Hayvanlar alemi korkunç bir salgına maruz kaldı. Leo, tüm orman ve bozkır sakinlerini çağırarak, tanrılara bir kurban sunarak vebayı durdurmayı teklif etti. Bu kurban hayvanların en günahkârı olacaktı. Leo'nun kendisi hemen günahlarını itiraf etti: çoğu zaman masum bir şekilde koyunları ve hatta bazen çobanları bile yırtıyordu. Koşan Tilki bunun hiç de büyük bir günah olmadığını söyledi: Koyunlar, hayvanların kralı tarafından yenildiği için bile onurlandırılıyor ve çobanlar tüm yırtıcı hayvanların ortak düşmanıdır. Diğer güçlü hayvanlar - Ayı, Kaplan ve Kurt da büyük günahlardan tövbe ettiler, ancak toplananlar pençelerine ve dişlerine bakarak ciddi bir suçları olmadığını itiraf ettiler. Ancak barışçıl otobur Öküz, bir kıtlık sırasında rahipten bir parça saman çaldığını itiraf ettiğinde, hayvanlar topluluğu öfkeyle kükremeye başladı. Öküz kurban edilip ateşe atılmaya mahkum edildi.

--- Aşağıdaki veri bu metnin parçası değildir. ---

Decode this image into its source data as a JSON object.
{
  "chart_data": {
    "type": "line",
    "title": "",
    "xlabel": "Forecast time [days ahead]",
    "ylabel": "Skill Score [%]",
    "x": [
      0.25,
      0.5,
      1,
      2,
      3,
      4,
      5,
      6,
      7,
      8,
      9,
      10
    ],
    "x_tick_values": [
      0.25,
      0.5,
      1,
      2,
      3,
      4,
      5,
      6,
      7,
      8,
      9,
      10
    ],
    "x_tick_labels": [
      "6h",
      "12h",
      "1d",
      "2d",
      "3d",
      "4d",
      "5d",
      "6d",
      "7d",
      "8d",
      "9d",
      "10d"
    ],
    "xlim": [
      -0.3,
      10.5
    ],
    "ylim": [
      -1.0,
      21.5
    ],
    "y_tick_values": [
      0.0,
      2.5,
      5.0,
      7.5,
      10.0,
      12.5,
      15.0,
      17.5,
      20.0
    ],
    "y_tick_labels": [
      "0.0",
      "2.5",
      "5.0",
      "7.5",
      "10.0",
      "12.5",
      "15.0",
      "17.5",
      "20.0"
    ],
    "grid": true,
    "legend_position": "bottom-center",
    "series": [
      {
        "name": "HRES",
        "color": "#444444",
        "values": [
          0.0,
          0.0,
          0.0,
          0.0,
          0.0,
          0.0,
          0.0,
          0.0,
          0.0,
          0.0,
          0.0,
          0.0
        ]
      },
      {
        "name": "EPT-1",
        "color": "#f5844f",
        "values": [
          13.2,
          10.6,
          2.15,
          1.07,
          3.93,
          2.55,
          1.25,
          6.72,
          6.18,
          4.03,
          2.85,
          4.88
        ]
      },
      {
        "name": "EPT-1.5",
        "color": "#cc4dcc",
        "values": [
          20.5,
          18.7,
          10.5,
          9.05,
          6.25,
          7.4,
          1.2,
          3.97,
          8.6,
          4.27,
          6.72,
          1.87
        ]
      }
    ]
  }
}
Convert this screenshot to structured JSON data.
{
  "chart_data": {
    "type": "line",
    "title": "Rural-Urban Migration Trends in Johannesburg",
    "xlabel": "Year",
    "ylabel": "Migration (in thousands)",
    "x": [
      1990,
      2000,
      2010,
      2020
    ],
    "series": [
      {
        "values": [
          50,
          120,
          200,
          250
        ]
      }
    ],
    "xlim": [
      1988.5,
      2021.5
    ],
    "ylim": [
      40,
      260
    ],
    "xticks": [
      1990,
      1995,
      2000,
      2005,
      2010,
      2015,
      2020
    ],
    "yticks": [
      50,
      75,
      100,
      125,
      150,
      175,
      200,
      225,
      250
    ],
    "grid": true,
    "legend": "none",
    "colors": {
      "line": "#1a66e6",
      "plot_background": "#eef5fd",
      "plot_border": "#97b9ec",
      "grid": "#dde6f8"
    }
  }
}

Krylov, masal “Müzisyenler” - özet

Şarkıcılarını çok öven bir komşu, bir başkasını onları dinlemeye davet etti. Müzisyenler yüksek sesle bağırmaya başladılar, ancak herhangi bir uyum veya düzen olmadan - "bazıları ormana gidiyor, bazıları yakacak odun arıyor." Komşu-dinleyicilerden biri "koronun saçma sapan bağırdığını" fark etti. Onu davet eden kişi, "Haklısın" diye cevap verdi. "Ama müzisyenlerimin hiçbiri sarhoş bir şey içmez."

Krylov, "Benim için içmek daha iyi, ama meseleyi anlayın," diye çıkarıyor.

Krylov, "Oboz" masalı - özet

Tencerelerle dolu bir konvoy dik bir dağdan iniyordu. İlk arabaya koşulan iyi at, tencere yükünü dik yokuştan aşağıya yavaşça indirmeye başladı. Arkadan yürüyen genç at, iyi atı azarlamaya başladı: Derler ki, çok dikkatli yürüyor ve aynı zamanda bazen taşların üzerindeki arabayı yakalıyor. Ancak arabasıyla aşağıya inme sırası ata geldiğinde yükün baskısına dayanamayıp kendini yanlara atmaya başladı, bir hendeğe düştü ve tüm saksıları kırdı.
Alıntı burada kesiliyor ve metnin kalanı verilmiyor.